# Capitalization Rates - Posted by Berwyn

#1

Posted by Dave T on December 19, 1998 at 21:40:39:

I am also looking at a multi-unit property that falls into the commercial loan category.

My loan officer uses a 10% Cap rate as a rough estimator of the value of the property which affects the size of the loan that I can apply for.

This does not directly answer your question, but if my bank is expecting a minimum 10%, then I can’t work with lower figures.

#2

Capitalization Rates - Posted by Berwyn

Posted by Berwyn on December 19, 1998 at 20:46:57:

I know that cap rate is one way to figure a property’s value, and how to figure the cap rate. (NOI divided by price). All the examples I’ve seen for explaining is use 10%, presumably because its easy to do the math.
My question is this: What is usual to expect for a realistic cap rate? Is it a matter of personal taste, or does it follow the RE market like a GRM (Gross Rent Multiplier)?

Just for example, on this 8-plex I’d mentioned earlier. Anticipated NOI is \$14,384. If I pay the full asking price of \$149,800 (not like I would), it gives a cap rate of 9.6%.
Would the above average investor (what I expect to find here) settle for that, or try to work up to, say, 12.5?

Thanx
Berwyn

#3

Re: Capitalization Rates - Posted by Paul

Posted by Paul on December 20, 1998 at 21:14:46:

Cap rates follow the market and can be extracted from sales just as a GRM. Be careful when doing this though. Make sure when you extract cap rates that you know if the comp’s NOI includes a mgt fee and a reserve for replacement, just to make sure you are comparing apples with apples. It’s debateable whether or not to include these items for smaller apts., but just be sure you are consistent. As far as the 10% cap rate, that is a VERY rough rule of thumb. As a commercial review appraiser, I see cap rates all over the board. Properties of similar age, condition, size, income potential, will generally have a tight range of cap rates. If you can buy a property at the high end of the indicated range, then you’re doing ok. But more important is your cash flow. As an old boss of mine used to say, its no longer “location, location, location” that’s important, but “cash flow, cash flow, cash flow”.
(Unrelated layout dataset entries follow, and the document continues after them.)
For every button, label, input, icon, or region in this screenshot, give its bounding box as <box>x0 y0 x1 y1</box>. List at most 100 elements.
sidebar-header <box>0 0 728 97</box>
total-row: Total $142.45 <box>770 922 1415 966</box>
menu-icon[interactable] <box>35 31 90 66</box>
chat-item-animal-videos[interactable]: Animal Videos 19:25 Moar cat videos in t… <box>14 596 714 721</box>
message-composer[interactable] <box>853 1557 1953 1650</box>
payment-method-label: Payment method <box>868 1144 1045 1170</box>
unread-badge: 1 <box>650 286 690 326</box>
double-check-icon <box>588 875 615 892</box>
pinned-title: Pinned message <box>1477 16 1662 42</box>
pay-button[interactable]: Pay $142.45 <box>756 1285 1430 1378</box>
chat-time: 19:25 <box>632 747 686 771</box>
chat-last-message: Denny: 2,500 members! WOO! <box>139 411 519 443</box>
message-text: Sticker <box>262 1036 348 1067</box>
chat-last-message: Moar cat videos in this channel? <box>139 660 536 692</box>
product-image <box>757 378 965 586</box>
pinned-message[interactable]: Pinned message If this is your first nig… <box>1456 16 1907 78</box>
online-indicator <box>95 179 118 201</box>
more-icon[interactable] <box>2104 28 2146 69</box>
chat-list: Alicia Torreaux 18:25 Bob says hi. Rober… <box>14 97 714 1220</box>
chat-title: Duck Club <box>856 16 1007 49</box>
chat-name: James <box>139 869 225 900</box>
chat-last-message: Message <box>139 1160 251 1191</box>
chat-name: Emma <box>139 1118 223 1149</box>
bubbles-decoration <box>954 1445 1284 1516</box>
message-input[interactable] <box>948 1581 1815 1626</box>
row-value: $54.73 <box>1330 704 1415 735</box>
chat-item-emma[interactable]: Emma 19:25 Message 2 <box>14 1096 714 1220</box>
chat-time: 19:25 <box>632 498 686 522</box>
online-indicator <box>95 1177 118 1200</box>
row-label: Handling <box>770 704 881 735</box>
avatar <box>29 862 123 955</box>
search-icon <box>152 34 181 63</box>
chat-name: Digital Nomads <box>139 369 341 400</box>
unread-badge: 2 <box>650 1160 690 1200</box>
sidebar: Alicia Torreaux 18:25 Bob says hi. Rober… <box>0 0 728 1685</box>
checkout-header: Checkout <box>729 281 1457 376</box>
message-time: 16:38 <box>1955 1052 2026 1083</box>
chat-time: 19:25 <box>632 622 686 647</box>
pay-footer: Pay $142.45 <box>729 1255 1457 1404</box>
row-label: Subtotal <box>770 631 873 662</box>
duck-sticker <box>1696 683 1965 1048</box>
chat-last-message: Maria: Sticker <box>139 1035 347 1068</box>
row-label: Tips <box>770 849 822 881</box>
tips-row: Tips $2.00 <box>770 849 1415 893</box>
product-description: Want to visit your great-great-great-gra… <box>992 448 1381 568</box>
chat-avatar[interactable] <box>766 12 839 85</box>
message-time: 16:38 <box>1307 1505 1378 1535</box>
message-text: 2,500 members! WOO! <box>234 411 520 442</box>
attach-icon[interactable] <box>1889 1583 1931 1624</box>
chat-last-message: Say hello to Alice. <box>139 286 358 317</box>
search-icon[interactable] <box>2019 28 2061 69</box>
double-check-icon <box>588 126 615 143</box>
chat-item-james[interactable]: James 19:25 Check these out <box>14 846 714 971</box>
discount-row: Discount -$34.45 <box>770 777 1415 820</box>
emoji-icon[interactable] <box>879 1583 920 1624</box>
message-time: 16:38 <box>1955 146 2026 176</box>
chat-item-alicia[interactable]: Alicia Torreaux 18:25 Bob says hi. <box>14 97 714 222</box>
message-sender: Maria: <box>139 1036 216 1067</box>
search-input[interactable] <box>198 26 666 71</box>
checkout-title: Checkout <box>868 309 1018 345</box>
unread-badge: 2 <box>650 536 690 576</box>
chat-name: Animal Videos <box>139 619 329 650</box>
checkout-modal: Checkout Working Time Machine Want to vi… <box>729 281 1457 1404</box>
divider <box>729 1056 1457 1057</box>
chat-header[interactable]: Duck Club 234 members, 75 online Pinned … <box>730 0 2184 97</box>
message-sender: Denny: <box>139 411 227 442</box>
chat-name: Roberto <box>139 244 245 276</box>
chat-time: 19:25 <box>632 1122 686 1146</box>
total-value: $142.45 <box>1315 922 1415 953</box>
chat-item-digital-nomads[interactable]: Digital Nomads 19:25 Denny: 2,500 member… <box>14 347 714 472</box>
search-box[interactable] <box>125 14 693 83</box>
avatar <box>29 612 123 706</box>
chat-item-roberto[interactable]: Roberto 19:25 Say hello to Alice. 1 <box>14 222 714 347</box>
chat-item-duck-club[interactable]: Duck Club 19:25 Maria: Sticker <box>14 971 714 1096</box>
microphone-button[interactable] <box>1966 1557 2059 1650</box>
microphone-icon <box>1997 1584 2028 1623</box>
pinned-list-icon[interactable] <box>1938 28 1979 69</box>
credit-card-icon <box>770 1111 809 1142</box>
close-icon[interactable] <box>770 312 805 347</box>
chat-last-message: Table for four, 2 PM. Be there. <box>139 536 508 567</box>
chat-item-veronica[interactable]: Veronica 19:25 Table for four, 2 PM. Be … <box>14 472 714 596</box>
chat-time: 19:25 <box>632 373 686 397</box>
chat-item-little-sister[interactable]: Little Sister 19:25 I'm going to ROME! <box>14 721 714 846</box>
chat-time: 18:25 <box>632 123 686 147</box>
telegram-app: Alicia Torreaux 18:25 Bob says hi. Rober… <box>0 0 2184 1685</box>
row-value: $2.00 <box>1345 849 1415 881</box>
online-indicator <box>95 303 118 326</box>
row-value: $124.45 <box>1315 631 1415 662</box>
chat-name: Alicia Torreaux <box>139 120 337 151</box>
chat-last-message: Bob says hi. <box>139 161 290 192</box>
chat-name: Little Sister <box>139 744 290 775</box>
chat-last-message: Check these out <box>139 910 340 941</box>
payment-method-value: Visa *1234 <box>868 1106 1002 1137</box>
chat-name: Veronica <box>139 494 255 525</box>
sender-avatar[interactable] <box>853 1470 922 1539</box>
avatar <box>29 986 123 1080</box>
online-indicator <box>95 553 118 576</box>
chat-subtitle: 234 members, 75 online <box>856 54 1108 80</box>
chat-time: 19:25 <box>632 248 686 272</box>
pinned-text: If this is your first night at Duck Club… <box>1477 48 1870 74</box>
There’s another way to calculate a cap rate, called the band-of-investment, which builds the rate from the mortgage and equity portions of the investment. It’s fairly simple and is based on the loan-to-value, the mortgage terms and your annual equity return requirement. The equation is as follows:

Assume: 75% LTV, 7.5% 15 year loan, 12% annual return on equity invested.

## mortgage .75 x .11124 = .08343 equity .25 x .12 = .03000

cap rate = .11343

The .11124 is called the mortgage constant, you need a financial calculator or mortgage tables to get this number. It is the number, which when multiplied by the loan amt. gives you the monthly payment.